The term semi-supervised classification is often used to describe the process of labeling training examples using a small set of labeled examples for classification modeling. A similar idea is also used in clustering in an approach known as the semi-supervised clustering. In semi-supervised clustering, the goal is to group a given set of examples into different clusters with the condition that certain examples must be clustered together and certain examples must be put in different clusters. In other words, some kind of constraints are imposed on resulting clusters in terms of cluster memberships of certain specified examples. For an example of semi-supervised classification, you can check this blog post. In another blog post, you can read about constrained k-means clustering as a technique for semi-supervised clustering.

Transfer Learning

In certain situations we have a small set of labeled examples but cannot acquire more training examples even without the labels. One possible solution in such situations is transfer learning. In transfer learning, we take a trained predictive model that was trained on a related task and re-train it with our available labeled data. The re-training fine-tunes the parameters of the trained model to make it perform well for our predictive task. Transfer learning is popular in deep learning where many trained predictive models are publicly available. While performing transfer learning, we often employ data augmentation to the available labeled examples to create additional examples with labels. The common data augmentation operations include translation, rotation, cropping and resizing, and blurring.

Self-Supervised Learning

The Self-supervised learning is essentially unsupervised learning wherein the labels, the desired predictions, are provided by the data itself and hence the name self-supervised learning. The objective of the self-supervised learning is to learn the latent characteristics of the data that could be useful in many ways. Although the self-supervised learning has been around for a long time, for example as in autoencoders, its current popularity is primarily due its use in training the large language models. 

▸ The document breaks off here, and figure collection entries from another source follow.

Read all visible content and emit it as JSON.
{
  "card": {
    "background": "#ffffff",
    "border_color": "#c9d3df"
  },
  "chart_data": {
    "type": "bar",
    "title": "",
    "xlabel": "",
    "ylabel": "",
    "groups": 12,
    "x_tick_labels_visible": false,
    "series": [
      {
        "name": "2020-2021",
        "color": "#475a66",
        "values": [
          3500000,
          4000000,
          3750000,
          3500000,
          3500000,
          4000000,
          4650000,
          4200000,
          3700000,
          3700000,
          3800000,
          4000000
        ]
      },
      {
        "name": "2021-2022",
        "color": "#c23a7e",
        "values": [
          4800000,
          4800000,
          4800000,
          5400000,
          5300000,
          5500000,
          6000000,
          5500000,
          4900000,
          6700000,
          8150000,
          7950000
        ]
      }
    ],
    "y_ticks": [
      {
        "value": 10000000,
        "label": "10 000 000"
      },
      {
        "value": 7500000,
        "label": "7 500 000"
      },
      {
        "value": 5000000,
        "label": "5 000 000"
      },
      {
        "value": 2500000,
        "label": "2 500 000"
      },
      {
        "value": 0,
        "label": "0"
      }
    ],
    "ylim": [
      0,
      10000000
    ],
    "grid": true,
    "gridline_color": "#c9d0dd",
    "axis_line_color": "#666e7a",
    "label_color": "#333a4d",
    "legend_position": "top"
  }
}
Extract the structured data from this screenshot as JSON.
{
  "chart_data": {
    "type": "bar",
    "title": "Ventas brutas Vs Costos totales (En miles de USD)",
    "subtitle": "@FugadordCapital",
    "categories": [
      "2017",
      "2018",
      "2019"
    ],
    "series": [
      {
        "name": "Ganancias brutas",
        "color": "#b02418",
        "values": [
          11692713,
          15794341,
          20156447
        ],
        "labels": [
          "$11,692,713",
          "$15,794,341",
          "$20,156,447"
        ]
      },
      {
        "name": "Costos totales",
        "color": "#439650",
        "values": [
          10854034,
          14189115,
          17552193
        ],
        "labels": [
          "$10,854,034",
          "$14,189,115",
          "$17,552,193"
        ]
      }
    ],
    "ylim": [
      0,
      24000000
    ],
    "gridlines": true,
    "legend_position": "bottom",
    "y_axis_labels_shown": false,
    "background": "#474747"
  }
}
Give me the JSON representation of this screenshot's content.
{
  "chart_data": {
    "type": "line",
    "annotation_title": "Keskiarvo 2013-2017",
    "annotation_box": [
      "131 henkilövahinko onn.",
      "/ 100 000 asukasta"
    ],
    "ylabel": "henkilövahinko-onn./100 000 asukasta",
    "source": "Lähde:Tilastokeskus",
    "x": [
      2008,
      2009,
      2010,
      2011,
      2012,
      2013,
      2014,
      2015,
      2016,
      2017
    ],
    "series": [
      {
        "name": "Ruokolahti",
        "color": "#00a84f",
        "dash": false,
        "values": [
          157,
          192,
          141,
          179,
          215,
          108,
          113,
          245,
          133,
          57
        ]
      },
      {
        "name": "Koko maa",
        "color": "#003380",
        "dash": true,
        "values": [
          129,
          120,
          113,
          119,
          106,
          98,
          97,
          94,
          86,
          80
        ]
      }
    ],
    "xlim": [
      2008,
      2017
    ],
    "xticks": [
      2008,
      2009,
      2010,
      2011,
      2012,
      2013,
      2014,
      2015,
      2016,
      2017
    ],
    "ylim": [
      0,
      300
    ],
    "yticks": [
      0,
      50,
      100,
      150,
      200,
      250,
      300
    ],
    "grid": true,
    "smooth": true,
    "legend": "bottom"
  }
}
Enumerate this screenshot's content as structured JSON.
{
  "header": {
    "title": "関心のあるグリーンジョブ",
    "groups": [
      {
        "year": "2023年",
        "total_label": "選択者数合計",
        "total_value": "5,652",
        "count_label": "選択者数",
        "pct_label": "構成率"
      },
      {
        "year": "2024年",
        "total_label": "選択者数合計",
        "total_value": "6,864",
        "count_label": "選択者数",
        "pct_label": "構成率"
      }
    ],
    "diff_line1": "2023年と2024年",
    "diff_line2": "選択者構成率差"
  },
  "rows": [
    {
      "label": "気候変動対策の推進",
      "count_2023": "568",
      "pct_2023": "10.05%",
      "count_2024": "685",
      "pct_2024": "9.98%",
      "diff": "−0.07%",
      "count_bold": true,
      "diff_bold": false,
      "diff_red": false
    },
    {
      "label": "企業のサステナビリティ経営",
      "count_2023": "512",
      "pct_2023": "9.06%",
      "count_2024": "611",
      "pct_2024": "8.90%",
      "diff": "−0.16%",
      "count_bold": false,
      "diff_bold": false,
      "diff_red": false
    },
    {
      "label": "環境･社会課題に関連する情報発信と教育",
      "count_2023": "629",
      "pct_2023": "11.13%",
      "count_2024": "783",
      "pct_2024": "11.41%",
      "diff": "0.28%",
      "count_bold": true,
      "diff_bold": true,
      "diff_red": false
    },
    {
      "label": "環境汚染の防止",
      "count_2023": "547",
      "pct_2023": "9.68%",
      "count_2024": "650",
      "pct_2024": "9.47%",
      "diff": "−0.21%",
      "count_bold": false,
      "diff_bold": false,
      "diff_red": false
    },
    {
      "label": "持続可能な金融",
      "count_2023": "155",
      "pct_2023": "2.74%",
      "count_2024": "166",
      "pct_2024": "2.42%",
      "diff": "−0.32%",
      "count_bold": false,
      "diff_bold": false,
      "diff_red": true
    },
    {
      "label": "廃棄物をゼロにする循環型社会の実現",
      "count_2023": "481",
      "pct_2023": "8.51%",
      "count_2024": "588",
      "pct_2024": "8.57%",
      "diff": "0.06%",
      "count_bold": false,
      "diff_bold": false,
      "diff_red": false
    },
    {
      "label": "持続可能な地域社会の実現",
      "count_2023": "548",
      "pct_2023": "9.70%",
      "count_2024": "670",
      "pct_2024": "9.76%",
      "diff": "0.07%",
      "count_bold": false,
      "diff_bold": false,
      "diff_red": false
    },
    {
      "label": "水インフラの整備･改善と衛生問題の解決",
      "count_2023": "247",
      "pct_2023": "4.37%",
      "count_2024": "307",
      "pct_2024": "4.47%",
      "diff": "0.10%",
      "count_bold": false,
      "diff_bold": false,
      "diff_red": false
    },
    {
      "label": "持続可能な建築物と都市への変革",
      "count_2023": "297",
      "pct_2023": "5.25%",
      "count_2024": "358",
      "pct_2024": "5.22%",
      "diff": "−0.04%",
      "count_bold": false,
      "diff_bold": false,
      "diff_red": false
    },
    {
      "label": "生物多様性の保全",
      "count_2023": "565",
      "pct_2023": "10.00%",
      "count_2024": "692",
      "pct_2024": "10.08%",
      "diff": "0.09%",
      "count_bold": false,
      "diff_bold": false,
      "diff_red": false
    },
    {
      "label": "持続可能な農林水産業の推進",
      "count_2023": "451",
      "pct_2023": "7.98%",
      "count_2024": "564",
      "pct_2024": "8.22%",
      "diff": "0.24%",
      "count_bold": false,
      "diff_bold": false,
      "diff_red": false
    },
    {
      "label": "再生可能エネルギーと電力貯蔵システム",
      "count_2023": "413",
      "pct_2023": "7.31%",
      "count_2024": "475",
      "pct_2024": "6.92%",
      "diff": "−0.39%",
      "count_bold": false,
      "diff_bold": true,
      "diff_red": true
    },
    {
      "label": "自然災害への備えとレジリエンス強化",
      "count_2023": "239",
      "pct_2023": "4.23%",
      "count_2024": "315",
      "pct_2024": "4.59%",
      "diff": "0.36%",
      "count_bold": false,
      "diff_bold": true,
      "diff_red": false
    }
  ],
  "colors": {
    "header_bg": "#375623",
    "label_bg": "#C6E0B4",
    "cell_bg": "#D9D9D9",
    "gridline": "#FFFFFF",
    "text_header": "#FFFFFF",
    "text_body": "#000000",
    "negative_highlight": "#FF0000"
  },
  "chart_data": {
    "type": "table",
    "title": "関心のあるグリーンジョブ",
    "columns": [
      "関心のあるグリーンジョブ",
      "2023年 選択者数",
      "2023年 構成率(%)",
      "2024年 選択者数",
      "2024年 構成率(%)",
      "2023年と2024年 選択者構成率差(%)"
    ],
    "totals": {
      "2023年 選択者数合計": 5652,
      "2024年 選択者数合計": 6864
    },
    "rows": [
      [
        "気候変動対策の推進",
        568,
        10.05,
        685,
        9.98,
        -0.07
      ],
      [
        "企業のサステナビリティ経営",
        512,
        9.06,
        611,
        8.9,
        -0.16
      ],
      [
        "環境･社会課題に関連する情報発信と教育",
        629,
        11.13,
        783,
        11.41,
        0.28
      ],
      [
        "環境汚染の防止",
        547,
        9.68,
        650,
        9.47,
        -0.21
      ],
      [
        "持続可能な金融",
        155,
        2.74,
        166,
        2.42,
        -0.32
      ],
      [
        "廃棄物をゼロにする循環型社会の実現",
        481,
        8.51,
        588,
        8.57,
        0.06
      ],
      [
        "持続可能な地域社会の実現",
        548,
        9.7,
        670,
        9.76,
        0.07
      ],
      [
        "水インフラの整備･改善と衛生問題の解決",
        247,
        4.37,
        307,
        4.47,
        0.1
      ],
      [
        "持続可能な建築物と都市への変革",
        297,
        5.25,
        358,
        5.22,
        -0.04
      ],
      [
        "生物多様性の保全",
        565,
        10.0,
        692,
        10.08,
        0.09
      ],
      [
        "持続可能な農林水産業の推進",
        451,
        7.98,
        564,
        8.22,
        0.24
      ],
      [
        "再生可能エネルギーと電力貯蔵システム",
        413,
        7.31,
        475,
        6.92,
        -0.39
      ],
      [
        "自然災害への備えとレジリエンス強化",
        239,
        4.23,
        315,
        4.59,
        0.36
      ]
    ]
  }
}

The example below shows how the desired output is defined via self-learning. In the example, the words in green are masked and the model is trained to predict the masked words using the surrounding words. Thus, the masked words function as labels. The masking of the words is done in a random fashion for the given corpus and thus no manual labeling is needed.




The idea of random masking is not the only way to self-generate labels; several variations at the word level as well as the sentence level are possible and have been successfully used in different language modeling efforts. For example, self-learning can be employed to predict the neighboring sentences that come before and after a selected sentence in a given document. 

The tasks defined to perform self-supervised learning are called pretext tasks because these tasks are not the end-goal and the results of these tasks are used for building the final systems. 

Self-generation of labels for prediction is easily extended to images to define a variety of pretext tasks for self-supervised learning. As an example, images can be subjected to rotations of (90 degrees, 180 degrees etc.) and the pretext task is defined to predict the rotation applied to the images. Such a pretext task can make the model learn the canonical orientation of image objects. Data augmentation is also commonly used in self-supervised learning to create image variations. 

All in all, self-supervised learning is a valuable concept that eliminates the need for external annotation. The success of large language models can be majorly attributed to this style of machine learning.